Ich habe da aber eine viel bessere Idee:
Wir gründen eine Initiative zur „Umsiedlung aller Grünen aus Deutschland nach Afrika“ und leisten damit einen sehr viel größeren Beitrag, als die Grünen hier je leisten können.

Hintergrund:
Unser Lebensalltag und unsere Position auf dem Globus sorgen zwangsläufig für menschengemachten CO2-Ausstoß - durch Mobilität, Heizung, etc.
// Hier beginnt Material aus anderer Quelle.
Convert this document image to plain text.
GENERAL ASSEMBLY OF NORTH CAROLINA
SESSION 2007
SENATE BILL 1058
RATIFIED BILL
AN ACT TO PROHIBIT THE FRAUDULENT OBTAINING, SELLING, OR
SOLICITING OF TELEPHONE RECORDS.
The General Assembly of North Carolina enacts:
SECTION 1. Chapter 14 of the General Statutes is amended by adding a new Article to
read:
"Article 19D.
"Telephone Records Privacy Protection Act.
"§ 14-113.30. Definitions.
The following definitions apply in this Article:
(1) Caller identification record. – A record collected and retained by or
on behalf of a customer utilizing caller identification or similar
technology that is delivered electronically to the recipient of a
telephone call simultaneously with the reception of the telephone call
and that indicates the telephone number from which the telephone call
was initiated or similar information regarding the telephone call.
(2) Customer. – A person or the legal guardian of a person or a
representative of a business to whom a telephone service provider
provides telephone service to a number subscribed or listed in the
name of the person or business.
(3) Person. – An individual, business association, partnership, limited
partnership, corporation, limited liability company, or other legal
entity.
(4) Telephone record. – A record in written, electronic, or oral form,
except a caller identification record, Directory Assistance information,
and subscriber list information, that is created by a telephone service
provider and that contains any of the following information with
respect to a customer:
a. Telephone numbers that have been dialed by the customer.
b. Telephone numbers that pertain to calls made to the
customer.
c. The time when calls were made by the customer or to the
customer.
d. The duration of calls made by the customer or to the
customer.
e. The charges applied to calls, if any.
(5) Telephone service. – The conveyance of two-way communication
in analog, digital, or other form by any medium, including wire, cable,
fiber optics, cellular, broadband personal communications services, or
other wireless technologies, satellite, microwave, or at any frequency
Wenn nun immer mehr Menschen hierher geholt werden, ist das ... ?
Richtig: Klimaschädlich!

Um die "Klimaziele" zu erreichen und die globale Erwärmung zu verringern, müssen wir also Menschen dort hin entsenden, wo keine Heizung notwendig ist und der bescheidenere Lebensstil weniger Ressourcen kostet. Auf diesem Weg können unsere grünen Kulturbotschafter auch das Umweltbewusstsein der Menschen vor Ort schärfen und Fehlentwicklungen, wie bei uns, verhindern.

Also: Wer macht mit?
geloescht.20250302
19.12.2020, 18:42 Uhr
Das machen die Grünen...
...wenn ihnen täglich ihre "Nahrung" und das Tafelwasser aus der Feinkostabteilung des KaDeWe eingefordert vom Spesenkonto eingeflogen und die Diäten trotz Abwesenheit bei Sitzungen via Western Union weiterhin überwiesen werden.

Aber ob Schul, Lehr- und Studienabbrecher da irgendwas bewirken können ausser fleischfressende Raubtiere zu Veganern zu missionieren?